Although pluripotent stem cells can generate various types of differentiated cells, it is unclear why lineage-committed stem/progenitor cells derived from pluripotent stem cells are decelerated and why the differentiation-resistant propensity of embryonic stem cell (ESC)/induced pluripotent stem cell (iPSC)-derived cells is predominant compared with the in vivo equivalents derived from embryonic/adult tissues. In this study, we demonstrated that iPSCs reprogrammed and maintained with three chemical inhibitors of the fibroblast growth factor 4-mitogen-activated protein kinase cascade and GSK3β (3i) could be differentiated into all three germ layers more efficiently than the iPSCs reprogrammed without the 3i chemicals, even though they were maintained with 3i chemicals once they were reprogrammed. Although the iPSCs reprogrammed with 3i had increased numbers of Zscan4-positive cells, the Zscan4-positive cells among iPSCs that were reprogrammed without 3i did not have an accelerated differentiation ability. These observations suggest that 3i exposure during the reprogramming period determines the accelerated differentiation/maturation potentials of iPSCs that are stably maintained at the distinct state.

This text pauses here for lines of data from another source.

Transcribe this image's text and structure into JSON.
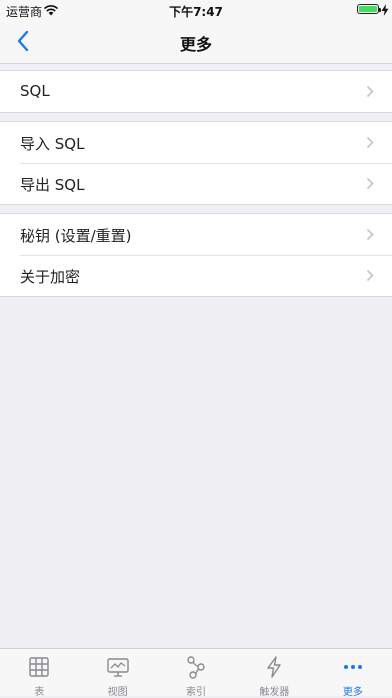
{
  "status_bar": {
    "carrier": "运营商",
    "time": "下午7:47"
  },
  "nav": {
    "title": "更多"
  },
  "groups": [
    {
      "items": [
        {
          "label": "SQL"
        }
      ]
    },
    {
      "items": [
        {
          "label": "导入 SQL"
        },
        {
          "label": "导出 SQL"
        }
      ]
    },
    {
      "items": [
        {
          "label": "秘钥 (设置/重置)"
        },
        {
          "label": "关于加密"
        }
      ]
    }
  ],
  "tabs": [
    {
      "label": "表",
      "icon": "table-icon"
    },
    {
      "label": "视图",
      "icon": "monitor-icon"
    },
    {
      "label": "索引",
      "icon": "index-icon"
    },
    {
      "label": "触发器",
      "icon": "lightning-icon"
    },
    {
      "label": "更多",
      "icon": "more-dots-icon",
      "active": true
    }
  ],
  "colors": {
    "accent": "#1a7be0",
    "background": "#efeff4",
    "battery": "#4cd964"
  }
}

虽然多能干细胞可以产生各种类型的分化细胞,但尚不清楚为什么来自多能干细胞的谱系定向干细胞/祖细胞会减速,以及为什么胚胎干细胞 (ESC)/诱导多能干细胞 (iPSC) 衍生细胞的分化抗性倾向比源自胚胎/成人组织的体内等同物更为明显。在这项研究中,我们证明了使用三种成纤维细胞生长因子 4-有丝分裂原激活蛋白激酶级联和 GSK3β 的化学抑制剂(3i)重新编程和维持的 iPSC 比未使用 3i 化学物质重新编程的 iPSC 更有效地分化为所有三个胚层,即使它们在重新编程后也使用 3i 化学物质维持。尽管使用 3i 重新编程的 iPSC 中 Zscan4 阳性细胞的数量增加了,但未使用 3i 重新编程的 iPSC 中的 Zscan4 阳性细胞并没有加速分化能力。这些观察结果表明,在重新编程期间暴露于 3i 决定了 iPSC 的加速分化/成熟潜力,这些 iPSC 在不同状态下稳定维持。